Faculty members from Maryland’s four historically black colleges and universities will hold a rally this week to protest inequitable funding from the state towards its HBCUs, and the unsatisfactory remedies it has promoted to fix the separate-but-equal system of higher education for black and white students.
The Afro-American Newspaper reports on the rally planned for Mar. 2 in Annapolis, which is likely to be attended by students and alumni from Bowie State University, Coppin State University, Morgan State University and the University of Maryland — Eastern Shore.

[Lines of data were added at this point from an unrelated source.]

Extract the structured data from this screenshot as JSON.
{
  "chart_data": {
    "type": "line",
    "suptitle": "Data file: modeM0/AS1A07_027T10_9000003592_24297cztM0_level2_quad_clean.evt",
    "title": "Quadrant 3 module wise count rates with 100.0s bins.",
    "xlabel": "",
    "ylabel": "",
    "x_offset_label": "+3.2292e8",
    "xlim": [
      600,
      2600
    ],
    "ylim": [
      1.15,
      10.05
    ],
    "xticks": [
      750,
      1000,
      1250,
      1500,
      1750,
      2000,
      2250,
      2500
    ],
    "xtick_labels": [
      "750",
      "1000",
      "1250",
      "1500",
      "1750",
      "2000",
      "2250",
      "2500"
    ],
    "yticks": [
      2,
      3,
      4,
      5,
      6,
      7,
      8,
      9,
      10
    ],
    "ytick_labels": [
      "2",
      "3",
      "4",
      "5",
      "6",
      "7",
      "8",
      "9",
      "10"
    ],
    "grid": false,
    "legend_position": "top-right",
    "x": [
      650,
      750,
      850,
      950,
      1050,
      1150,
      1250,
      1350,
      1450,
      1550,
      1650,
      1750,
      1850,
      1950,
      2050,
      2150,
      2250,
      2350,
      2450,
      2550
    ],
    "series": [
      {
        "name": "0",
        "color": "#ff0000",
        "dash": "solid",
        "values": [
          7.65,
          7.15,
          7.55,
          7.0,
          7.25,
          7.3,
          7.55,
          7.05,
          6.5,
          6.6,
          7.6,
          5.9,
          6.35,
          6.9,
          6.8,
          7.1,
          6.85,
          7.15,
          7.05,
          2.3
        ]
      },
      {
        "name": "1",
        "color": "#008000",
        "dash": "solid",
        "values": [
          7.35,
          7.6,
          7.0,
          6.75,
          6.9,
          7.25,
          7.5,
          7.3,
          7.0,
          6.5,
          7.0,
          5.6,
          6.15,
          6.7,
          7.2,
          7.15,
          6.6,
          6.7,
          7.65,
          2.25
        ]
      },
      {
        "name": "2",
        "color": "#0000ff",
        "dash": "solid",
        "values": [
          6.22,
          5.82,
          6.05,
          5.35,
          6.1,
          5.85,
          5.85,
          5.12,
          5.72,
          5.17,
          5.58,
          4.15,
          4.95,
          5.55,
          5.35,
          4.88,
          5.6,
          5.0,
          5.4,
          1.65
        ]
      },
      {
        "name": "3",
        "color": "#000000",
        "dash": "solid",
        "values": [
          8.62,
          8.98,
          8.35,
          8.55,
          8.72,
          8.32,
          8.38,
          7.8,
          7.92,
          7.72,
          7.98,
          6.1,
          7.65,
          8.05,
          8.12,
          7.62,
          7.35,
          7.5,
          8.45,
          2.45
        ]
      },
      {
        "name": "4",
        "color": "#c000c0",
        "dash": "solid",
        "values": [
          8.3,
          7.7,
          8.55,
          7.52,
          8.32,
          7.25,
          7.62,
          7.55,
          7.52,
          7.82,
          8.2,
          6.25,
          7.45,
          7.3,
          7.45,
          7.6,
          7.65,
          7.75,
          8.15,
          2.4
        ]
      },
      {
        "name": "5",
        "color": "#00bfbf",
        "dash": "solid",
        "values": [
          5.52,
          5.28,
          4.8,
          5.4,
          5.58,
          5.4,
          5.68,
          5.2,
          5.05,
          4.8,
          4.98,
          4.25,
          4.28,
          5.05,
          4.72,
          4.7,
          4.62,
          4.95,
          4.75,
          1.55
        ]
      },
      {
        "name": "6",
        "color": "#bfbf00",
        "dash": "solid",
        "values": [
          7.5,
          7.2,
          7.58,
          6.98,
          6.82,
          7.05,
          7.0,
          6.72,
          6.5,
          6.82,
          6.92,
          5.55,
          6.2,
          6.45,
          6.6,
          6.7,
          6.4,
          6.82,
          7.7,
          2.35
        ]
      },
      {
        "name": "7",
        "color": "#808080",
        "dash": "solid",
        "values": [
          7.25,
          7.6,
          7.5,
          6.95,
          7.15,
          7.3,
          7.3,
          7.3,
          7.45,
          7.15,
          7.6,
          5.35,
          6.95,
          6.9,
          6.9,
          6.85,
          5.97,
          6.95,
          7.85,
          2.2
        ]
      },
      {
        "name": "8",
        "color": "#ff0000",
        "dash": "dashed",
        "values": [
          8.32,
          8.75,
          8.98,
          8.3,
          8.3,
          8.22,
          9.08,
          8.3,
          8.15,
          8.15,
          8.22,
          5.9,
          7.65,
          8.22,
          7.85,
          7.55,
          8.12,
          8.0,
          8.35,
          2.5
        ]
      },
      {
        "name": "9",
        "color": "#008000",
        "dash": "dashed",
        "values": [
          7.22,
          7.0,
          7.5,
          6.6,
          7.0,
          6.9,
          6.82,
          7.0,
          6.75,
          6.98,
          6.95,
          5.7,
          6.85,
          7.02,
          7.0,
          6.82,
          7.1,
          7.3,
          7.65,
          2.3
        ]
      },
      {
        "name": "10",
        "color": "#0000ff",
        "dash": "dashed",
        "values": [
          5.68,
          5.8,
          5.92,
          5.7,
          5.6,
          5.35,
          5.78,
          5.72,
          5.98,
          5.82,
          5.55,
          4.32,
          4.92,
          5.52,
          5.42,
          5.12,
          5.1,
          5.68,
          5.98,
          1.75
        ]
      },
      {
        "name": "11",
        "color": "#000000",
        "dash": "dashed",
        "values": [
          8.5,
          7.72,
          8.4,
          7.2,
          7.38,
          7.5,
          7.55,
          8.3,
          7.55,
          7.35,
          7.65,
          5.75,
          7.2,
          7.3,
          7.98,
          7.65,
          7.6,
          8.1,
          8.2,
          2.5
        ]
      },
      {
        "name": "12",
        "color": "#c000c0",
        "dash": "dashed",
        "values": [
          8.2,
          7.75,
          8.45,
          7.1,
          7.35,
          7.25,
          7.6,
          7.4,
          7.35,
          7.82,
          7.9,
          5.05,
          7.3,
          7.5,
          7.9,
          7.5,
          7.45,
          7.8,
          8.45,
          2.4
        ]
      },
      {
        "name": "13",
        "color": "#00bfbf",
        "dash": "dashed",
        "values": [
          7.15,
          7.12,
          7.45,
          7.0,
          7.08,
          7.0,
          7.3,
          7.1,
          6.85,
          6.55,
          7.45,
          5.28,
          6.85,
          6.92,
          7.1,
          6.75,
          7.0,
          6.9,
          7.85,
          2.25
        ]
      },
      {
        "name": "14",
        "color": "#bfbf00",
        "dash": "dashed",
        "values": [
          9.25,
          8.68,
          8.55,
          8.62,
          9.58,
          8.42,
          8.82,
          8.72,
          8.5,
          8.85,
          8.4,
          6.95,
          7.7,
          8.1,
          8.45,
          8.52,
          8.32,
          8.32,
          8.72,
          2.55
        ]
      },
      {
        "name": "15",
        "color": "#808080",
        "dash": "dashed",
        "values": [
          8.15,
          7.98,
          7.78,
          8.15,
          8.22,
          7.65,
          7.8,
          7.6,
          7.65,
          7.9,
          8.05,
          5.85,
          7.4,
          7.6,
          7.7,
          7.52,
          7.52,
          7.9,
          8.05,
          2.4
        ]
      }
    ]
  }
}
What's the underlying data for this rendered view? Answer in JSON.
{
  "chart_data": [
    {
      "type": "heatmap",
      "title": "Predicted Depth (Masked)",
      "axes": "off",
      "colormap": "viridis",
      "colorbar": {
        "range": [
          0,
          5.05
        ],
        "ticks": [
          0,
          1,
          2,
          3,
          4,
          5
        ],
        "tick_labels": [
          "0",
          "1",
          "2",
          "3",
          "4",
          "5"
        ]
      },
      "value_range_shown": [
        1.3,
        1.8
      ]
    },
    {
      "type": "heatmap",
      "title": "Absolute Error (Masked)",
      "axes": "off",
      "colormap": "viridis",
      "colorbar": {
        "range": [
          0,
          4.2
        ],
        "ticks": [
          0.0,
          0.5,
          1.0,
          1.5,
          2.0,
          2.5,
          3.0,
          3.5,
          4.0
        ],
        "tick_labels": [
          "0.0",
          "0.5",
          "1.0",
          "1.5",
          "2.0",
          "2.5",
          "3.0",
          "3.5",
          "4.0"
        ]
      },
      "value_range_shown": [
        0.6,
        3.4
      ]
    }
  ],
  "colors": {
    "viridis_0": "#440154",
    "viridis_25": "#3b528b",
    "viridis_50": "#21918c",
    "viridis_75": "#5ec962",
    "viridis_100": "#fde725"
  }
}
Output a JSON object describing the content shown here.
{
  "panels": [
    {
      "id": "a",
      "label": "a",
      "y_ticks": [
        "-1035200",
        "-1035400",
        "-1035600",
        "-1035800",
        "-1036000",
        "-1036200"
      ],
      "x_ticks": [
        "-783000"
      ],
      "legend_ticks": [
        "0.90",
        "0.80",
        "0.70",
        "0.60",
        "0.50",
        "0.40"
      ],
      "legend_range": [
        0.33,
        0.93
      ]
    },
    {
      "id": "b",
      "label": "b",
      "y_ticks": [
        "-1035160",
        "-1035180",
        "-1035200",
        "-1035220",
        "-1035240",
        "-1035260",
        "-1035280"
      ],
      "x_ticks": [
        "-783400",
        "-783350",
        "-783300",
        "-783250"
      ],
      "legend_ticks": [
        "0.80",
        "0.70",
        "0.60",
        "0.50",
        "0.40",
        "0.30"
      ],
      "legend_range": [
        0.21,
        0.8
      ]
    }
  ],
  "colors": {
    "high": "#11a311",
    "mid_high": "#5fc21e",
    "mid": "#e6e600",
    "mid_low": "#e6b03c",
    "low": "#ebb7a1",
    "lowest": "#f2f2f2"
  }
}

Faculty leadership from the two schools say that the assembly will attempt to raise public awareness about the disparities between Maryland’s historically black and predominantly white colleges, and to emphasize the state’s continuing maltreatment of its HBCUs through a proposal to create collaborative programs between HBCUs and PWIs, while funding these programs with $50 million over five years. From the Afro-American:
“This is an opportunity to inform public opinion on what the state proposed. As faculty, it doesn’t meet our needs. We want to raise awareness. We’re not just asking for money; we’re asking for the opportunity to have equity across the universities,” said Claudia Nelson, faculty senate chair, Coppin State University. “A grant program of $10 million to be shared across HBCUs and TWIs is inadequate. It does not come anywhere near the funding of the needs of institutions in terms of enhancement and programs. The state, making those proposals, undermined HBCUs in a way that is shameful.”
In 2013, federal judge Catherine Blake ruled that the state had willfully duplicated unique programs originated at the state’s four black colleges amongst its predominantly white colleges, limiting enrollment and diversity at the HBCUs, along with potential funding which typically accompanies expansion.